Today we wrap up John’s general epistle to the churches, and read two personal letters from the apostle to members of churches with whom he was clearly quite familiar. The second and third epistles of John are very short and address very specific issues surrounding hospitality, support for Christian workers, and discernment as to who is a true and false leader of the church. These issues were extremely important in the early church, because teachers tended to travel from city to city, and churches met in homes. The earliest examples of churches meeting in separate building do not show up for at least a hundred years after John’s death. Ministers that lived and worked in the church were not yet a thing, so anyone who spent their lives proclaiming the gospel had to rely on the hospitality of the people wherever they were. Even if they worked at a trade, as Paul occasionally did, they still had to have somewhere to stay.

The closing chapter of 1 John brings together his arguments about true faith and practice being shown by love for one another as Jesus commanded. By this we know that we are children of God, when we love God and obey his commandments. He says that there have been three testimonies that Jesus is the Son of God: water, blood, and Spirit. He does not exactly spell these out, but it seems natural for the water to be God’s proclamation at Jesus’ baptism by John, the blood to be his resurrection from the dead, and the Spirit to be the witness of the apostles at Pentecost, along with direct revelation like Paul on the road to Damascus. John’s point is that God has gone out of his way to make it clear that Jesus is the means of salvation and the King of his Kingdom, and to reject him is the reject God. You cannot serve God but reject Jesus. Whoever has the Son has life; whoever does not have the Son of God does not have life.

In the closing of John’s gospel, he told us why he wrote it. These things are written that you may believe that Jesus is the Christ, the Son of God, and that believing you may have life in his name. He closes this letter with a different take on the same idea. I write these things to you who believe in the name of the Son of God, that you may know you have eternal life. He wrote his gospel account to convince. He wrote his epistle to encourage confidence. This confidence is needed because the world is at war with the Kingdom of God. The whole world lies in the power of the evil one. Confidence is found in asking anything according to his will. The weapons of this war are what John has spent the whole letter talking about: obedience to the will of God. Loving one another. Loving God, loving neighbor. All those words calling the believers to holy living were a battle cry.
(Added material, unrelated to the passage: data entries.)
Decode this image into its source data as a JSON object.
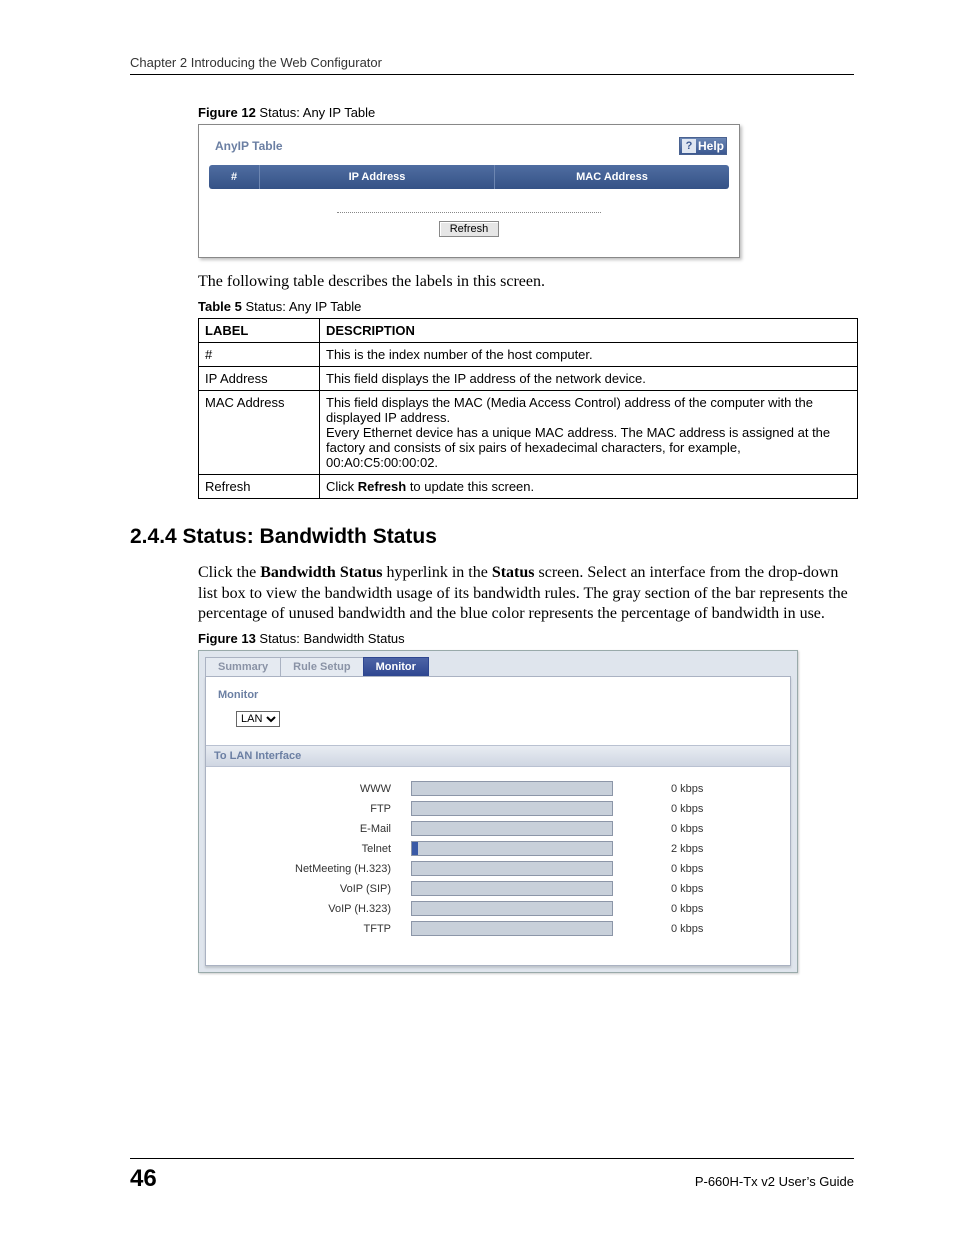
{
  "header": {
    "chapter": "Chapter 2 Introducing the Web Configurator"
  },
  "figure12": {
    "caption_bold": "Figure 12",
    "caption_rest": "   Status: Any IP Table",
    "panel_title": "AnyIP Table",
    "help_label": "Help",
    "columns": {
      "c1": "#",
      "c2": "IP Address",
      "c3": "MAC Address"
    },
    "refresh_label": "Refresh"
  },
  "intro_text": "The following table describes the labels in this screen.",
  "table5": {
    "caption_bold": "Table 5",
    "caption_rest": "   Status: Any IP Table",
    "head": {
      "label": "LABEL",
      "desc": "DESCRIPTION"
    },
    "rows": [
      {
        "label": "#",
        "desc": "This is the index number of the host computer."
      },
      {
        "label": "IP Address",
        "desc": "This field displays the IP address of the network device."
      },
      {
        "label": "MAC Address",
        "desc": "This field displays the MAC (Media Access Control) address of the computer with the displayed IP address.\nEvery Ethernet device has a unique MAC address. The MAC address is assigned at the factory and consists of six pairs of hexadecimal characters, for example, 00:A0:C5:00:00:02."
      },
      {
        "label": "Refresh",
        "desc_prefix": "Click ",
        "desc_bold": "Refresh",
        "desc_suffix": " to update this screen."
      }
    ]
  },
  "section": {
    "number_title": "2.4.4  Status: Bandwidth Status",
    "para_parts": {
      "p1": "Click the ",
      "b1": "Bandwidth Status",
      "p2": " hyperlink in the ",
      "b2": "Status",
      "p3": " screen. Select an interface from the drop-down list box to view the bandwidth usage of its bandwidth rules. The gray section of the bar represents the percentage of unused bandwidth and the blue color represents the percentage of bandwidth in use."
    }
  },
  "figure13": {
    "caption_bold": "Figure 13",
    "caption_rest": "   Status: Bandwidth Status",
    "tabs": {
      "summary": "Summary",
      "rule": "Rule Setup",
      "monitor": "Monitor"
    },
    "monitor_label": "Monitor",
    "iface_options": [
      "LAN"
    ],
    "iface_selected": "LAN",
    "section_title": "To LAN Interface",
    "bar_bg": "#c8d0da",
    "bar_fill": "#3a5aa6",
    "rows": [
      {
        "name": "WWW",
        "value": "0 kbps",
        "pct": 0
      },
      {
        "name": "FTP",
        "value": "0 kbps",
        "pct": 0
      },
      {
        "name": "E-Mail",
        "value": "0 kbps",
        "pct": 0
      },
      {
        "name": "Telnet",
        "value": "2 kbps",
        "pct": 3
      },
      {
        "name": "NetMeeting (H.323)",
        "value": "0 kbps",
        "pct": 0
      },
      {
        "name": "VoIP (SIP)",
        "value": "0 kbps",
        "pct": 0
      },
      {
        "name": "VoIP (H.323)",
        "value": "0 kbps",
        "pct": 0
      },
      {
        "name": "TFTP",
        "value": "0 kbps",
        "pct": 0
      }
    ]
  },
  "footer": {
    "page": "46",
    "guide": "P-660H-Tx v2 User’s Guide"
  }
}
The second and third epistles are personal. The second is to the elect lady and her children. Some believe the lady references a church, but I think was an actual person whose identity it was important to keep somewhat quiet. The meeting places of the church in early centuries were often targets, and John may have been attempting to protect this woman’s home from assault in case his letter was intercepted. But I could be wrong. That isn’t the point of the letter. John is concerned that this lady not be manipulated by deceitful teachers, such as those we heard about in 1 John. He is warning her not to accept any who do not accept both the Father and the Son. This is eminently practical, because traveling Christian workers would come to such meeting houses and be lodged there, as we saw with Paul and company throughout Acts. John praises this lady for her hospitality, but cautions against extending hospitality and giving a platform to dangerous people.

The third epistle is to someone named Gaius, whom John appears to know quite well. He compliments him on taking care of traveling brothers who have now come to where John is and testified to your love before the church. But he also issues a warning about some not so honest church leaders, specifically a guy named Diotrephes, who has refused to support those same traveling brothers, and gone so far as to kick those who did support them out of the church. On top of that, he ignored letters from John correcting him. It would be nice if this seemed exceptional, but unfortunately it is not. Pride in leadership and the inability to tolerate those who are more righteous than you is an age old problem, going all the way back to Cain and Abel, as John talked about in 1 John. For anyone in leadership, 3 John is both an encouragement, to be like Gaius, and a warning, that it is all too easy to become Diotrephes.